Tickets for the initial commercial flights of the Boom SSJ are expected to cost about $5,000, compared to an average of $12,000 for Concorde. Scholl believes that passengers will pay more for speed. “Today, passengers pay a 4-5X premium for business class, even though those seats don’t arrive any sooner than economy,” he says. “Passengers will pay a premium for non-stop service, so it is reasonable to expect higher fares for still faster service.”
Mock-up of the XB-1 Baby Boom demonstrator. (Boom Technology)
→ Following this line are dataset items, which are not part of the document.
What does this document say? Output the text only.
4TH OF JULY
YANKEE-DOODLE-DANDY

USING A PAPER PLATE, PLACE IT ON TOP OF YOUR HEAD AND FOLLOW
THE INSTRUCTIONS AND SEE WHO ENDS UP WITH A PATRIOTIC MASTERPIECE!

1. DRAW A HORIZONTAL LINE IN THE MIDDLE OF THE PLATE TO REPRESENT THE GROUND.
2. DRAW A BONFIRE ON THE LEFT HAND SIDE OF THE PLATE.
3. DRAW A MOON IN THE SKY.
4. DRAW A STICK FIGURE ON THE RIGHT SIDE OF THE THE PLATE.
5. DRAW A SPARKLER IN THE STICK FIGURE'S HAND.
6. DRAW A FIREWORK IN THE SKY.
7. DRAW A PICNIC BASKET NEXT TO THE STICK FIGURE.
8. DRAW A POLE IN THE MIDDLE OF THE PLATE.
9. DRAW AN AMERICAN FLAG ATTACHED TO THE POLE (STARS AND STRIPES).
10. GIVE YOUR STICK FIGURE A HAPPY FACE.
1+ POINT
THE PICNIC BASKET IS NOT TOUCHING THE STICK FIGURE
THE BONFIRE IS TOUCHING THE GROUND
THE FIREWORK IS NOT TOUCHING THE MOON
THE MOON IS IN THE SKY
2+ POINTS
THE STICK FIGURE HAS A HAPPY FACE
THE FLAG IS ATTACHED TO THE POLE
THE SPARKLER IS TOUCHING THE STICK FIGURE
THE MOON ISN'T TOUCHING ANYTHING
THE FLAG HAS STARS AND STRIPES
Prof Jeff Jupp FRAeS, former Chairman of the RAeS Greener by Design Group, considers some of the technical and economic challenges facing a return to commercial supersonic flight:
"A successor to Concorde was being investigated long before its retirement in 2003. To make an adequate business case a large aircraft with transpacific range was considered by a European consortium including British Aerospace in the 1990s. However, apart from the formidable technical challenges, the business case just did not make sense. It was found that all classes of passengers were prepared to pay a premium of an extra one third of their normal fare to halve the flight time. This was not enough to support the purchase price and direct operating costs of such an aircraft even if sold in hundreds – which also would have raised a major environmental concern with that number of aircraft flying at 50,000 to 60,000ft altitude. However, with today’s advances and, if the size of the aircraft is reduced, the technical problems should certainly be more manageable.
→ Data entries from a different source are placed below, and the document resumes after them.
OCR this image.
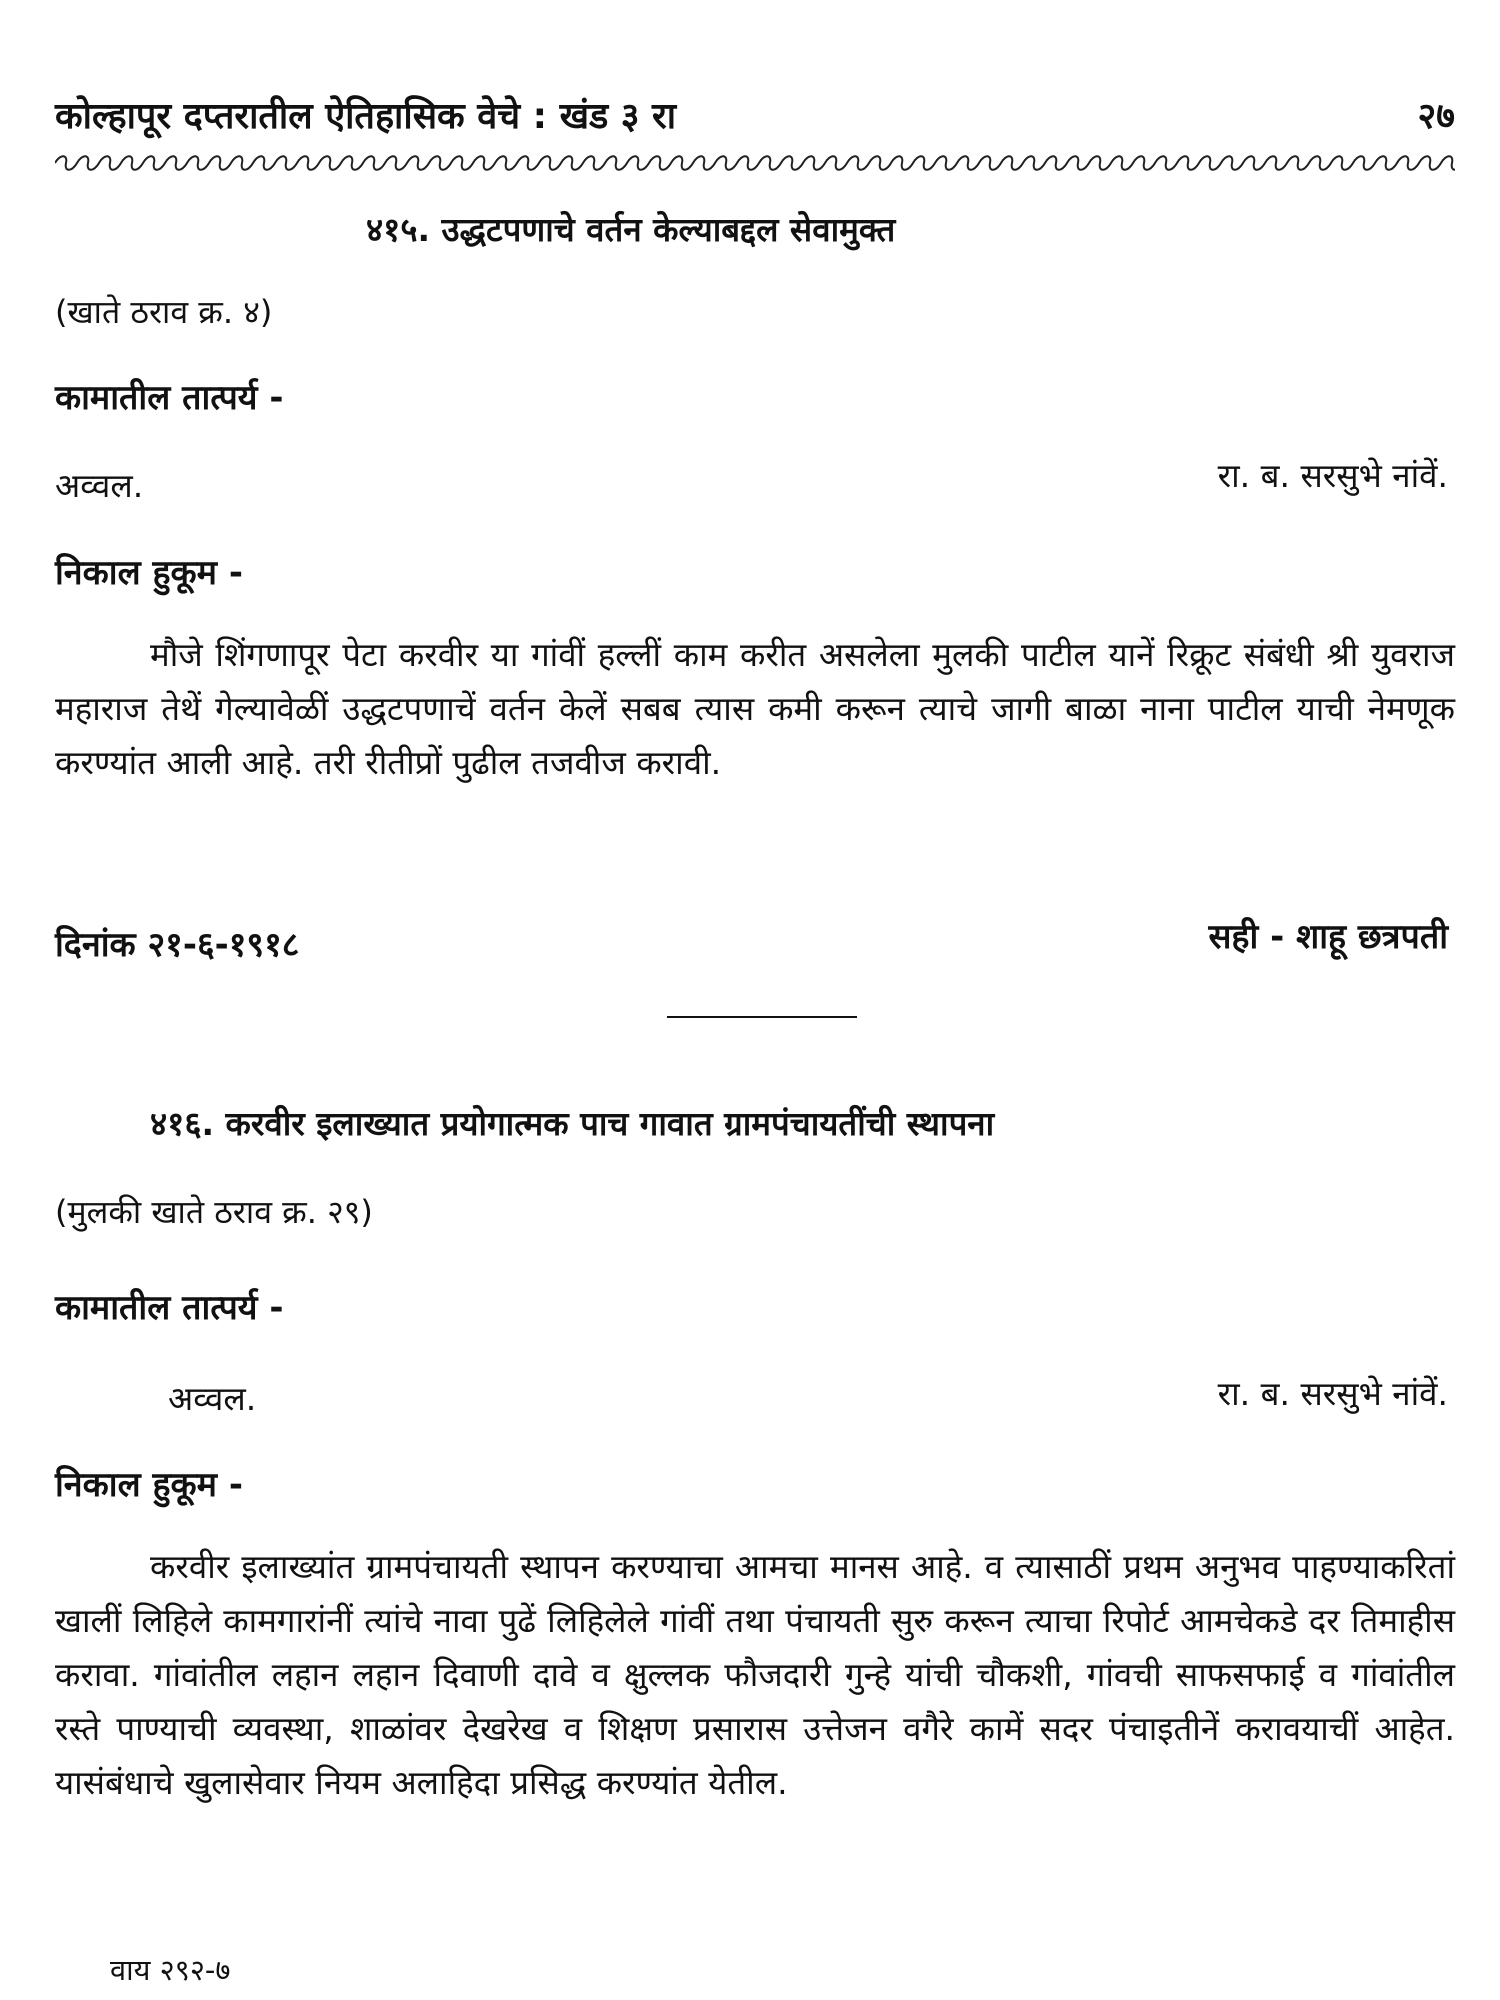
कोल्हापूर दप्तरातील ऐतिहासिक वेचे : खंड ३ रा	२७
४१५. उद्धटपणाचे वर्तन केल्याबद्दल सेवामुक्त
(खाते ठराव क्र. ४)
कामातील तात्पर्य -
अव्वल.	रा. ब. सरसुभे नांवें.
निकाल हुकूम -
मौजे शिंगणापूर पेटा करवीर या गांवीं हल्लीं काम करीत असलेला मुलकी पाटील यानें रिक्रूट संबंधी श्री युवराज महाराज तेथें गेल्यावेळीं उद्धटपणाचें वर्तन केलें सबब त्यास कमी करून त्याचे जागी बाळा नाना पाटील याची नेमणूक करण्यांत आली आहे. तरी रीतीप्रों पुढील तजवीज करावी.
दिनांक २१-६-१९१८	सही - शाहू छत्रपती
४१६. करवीर इलाख्यात प्रयोगात्मक पाच गावात ग्रामपंचायतींची स्थापना
(मुलकी खाते ठराव क्र. २९)
कामातील तात्पर्य -
अव्वल.	रा. ब. सरसुभे नांवें.
निकाल हुकूम -
करवीर इलाख्यांत ग्रामपंचायती स्थापन करण्याचा आमचा मानस आहे. व त्यासाठीं प्रथम अनुभव पाहण्याकरितां खालीं लिहिले कामगारांनीं त्यांचे नावा पुढें लिहिलेले गांवीं तथा पंचायती सुरु करून त्याचा रिपोर्ट आमचेकडे दर तिमाहीस करावा. गांवांतील लहान लहान दिवाणी दावे व क्षुल्लक फौजदारी गुन्हे यांची चौकशी, गांवची साफसफाई व गांवांतील रस्ते पाण्याची व्यवस्था, शाळांवर देखरेख व शिक्षण प्रसारास उत्तेजन वगैरे कामें सदर पंचाइतीनें करावयाचीं आहेत. यासंबंधाचे खुलासेवार नियम अलाहिदा प्रसिद्ध करण्यांत येतील.
वाय २९२-७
Starting with the sonic boom, to a first order for a correctly designed aircraft, there are only two things that matter, the boom being proportional to the weight and inversely proportional to the length of the aircraft. So a small, lightweight, long ‘needle nose’ aircraft may well generate a low boom which is tolerable for overland routing. Hence the current interest in supersonic business jets. The business case may also hold up, as although the aircraft will be expensive the clientele will not be too concerned at the cost of travel and with the relatively small numbers the environmental impact may well be tolerated.
However, an aircraft carrying 45 passengers plus crew is potentially a much more demanding project! Certainly, one can see a major reduction in the weight of the aircraft relative to Concorde but significant concerns must still be there on whether the boom will restrict the aircraft to overwater operation and whether the take-off noise would be tolerated. Today’s engines are certainly more efficient and quieter than Concorde but unfortunately high bypass fans are not usable at supersonic speeds as the jet exhaust velocity must be higher than the flight speed to generate any thrust. This will demand a bypass ratio of order 1 rather than the ten of modern subsonic transports, maintaining the emphasis very much on take-off noise. While Concorde had a derogation from the noise regulations, that was only because of very infrequent exposure. It would be virtually inconceivable for such a derogation to be given from today’s much tighter noise requirements if the aircraft was to be sold in sufficient numbers to make commercial sense. Maintenance costs are another issue, with more complex systems such as the variable intakes and fuel centre of gravity management.With a high purchase price per seat and inevitably high fuel and maintenance charges, for the fare to remain at levels that will attract enough passengers, the business case is only likely to make sense if considerable numbers are sold, exacerbating the sonic boom, noise and environmental concerns.
So, while being much more amenable to technical solutions today, the challenges facing the Boom Supersonic project remain formidable, particularly the economic one! Nonetheless, Boom have assembled a very experienced team, and they may well deliver a successful project!"